In short, this deal is at least as much about politics as it is about economics. The goodies for us as consumers hide fundamental attacks on democracy that affect us as citizens and as workers.

This deal looks to whittle away rights that we likely won’t get back without a fight. A magazine in Australia compared the TPP to a “one-way ratchet”: its rules will create new minimum standards with pressure only to drive them even lower.

For example, we do not know how strong the so-called Investor-State Dispute Settlement clause will be in this new agreement—and it’s important.
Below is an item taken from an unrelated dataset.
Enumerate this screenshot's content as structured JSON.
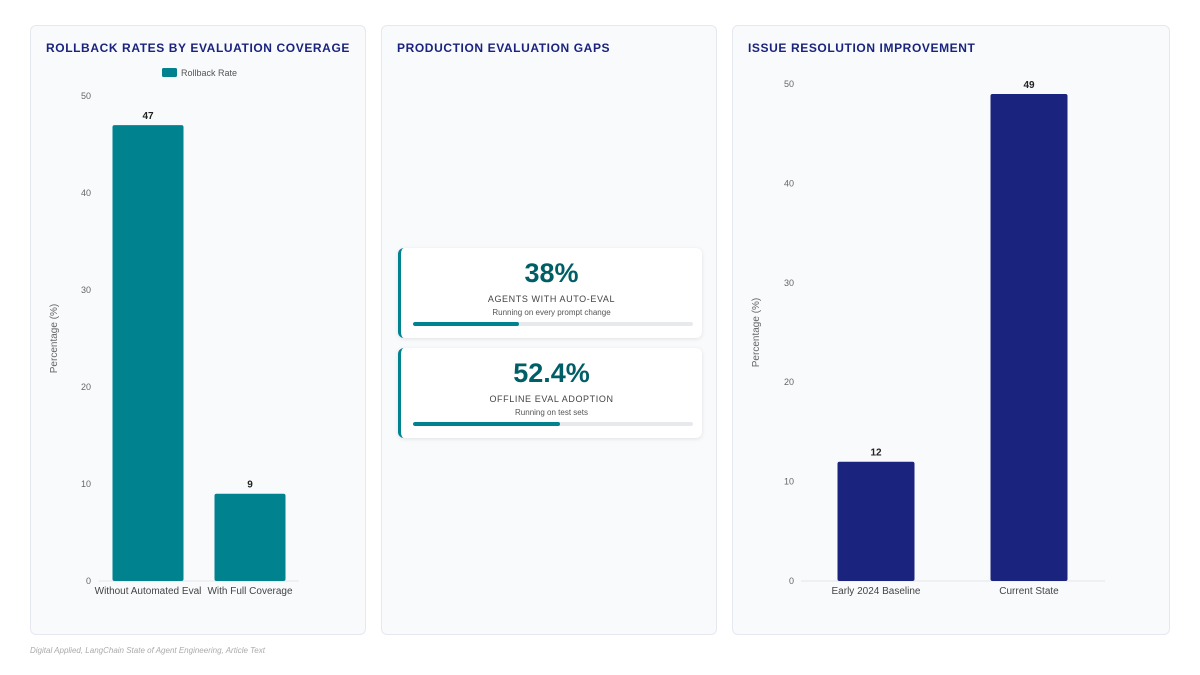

ISDS clauses are well known from other free trade agreements like NAFTA and essentially allow corporations to take governments to (secret) court for setting too high of standards on things like labour or environmental protections. In fact, under NAFTA’s Chapter 11 ISDS mechanism, Canada has been sued more often than any other country.

We do not know what the final TPP text actually contains. There have been leaks, most recently when the deal was signed, but they have been those that the negotiators themselves have wanted to get out. While Canada’s media have seized on carefully selected tidbits, a critical and engaged press should be probing behind the official boosterism rather than lazily accepting its positive spin. This is especially true when a major deal like this is announced just two weeks before a federal election.

To paraphrase something a friend recently said: when neoliberalism finally kicks the bucket across the world, Canada’s elites will the last ones still singing its praises. This week, we got a sample of this near-sighted, profit-minded chorus drowning out any opposition to what is far from a unilaterally good deal.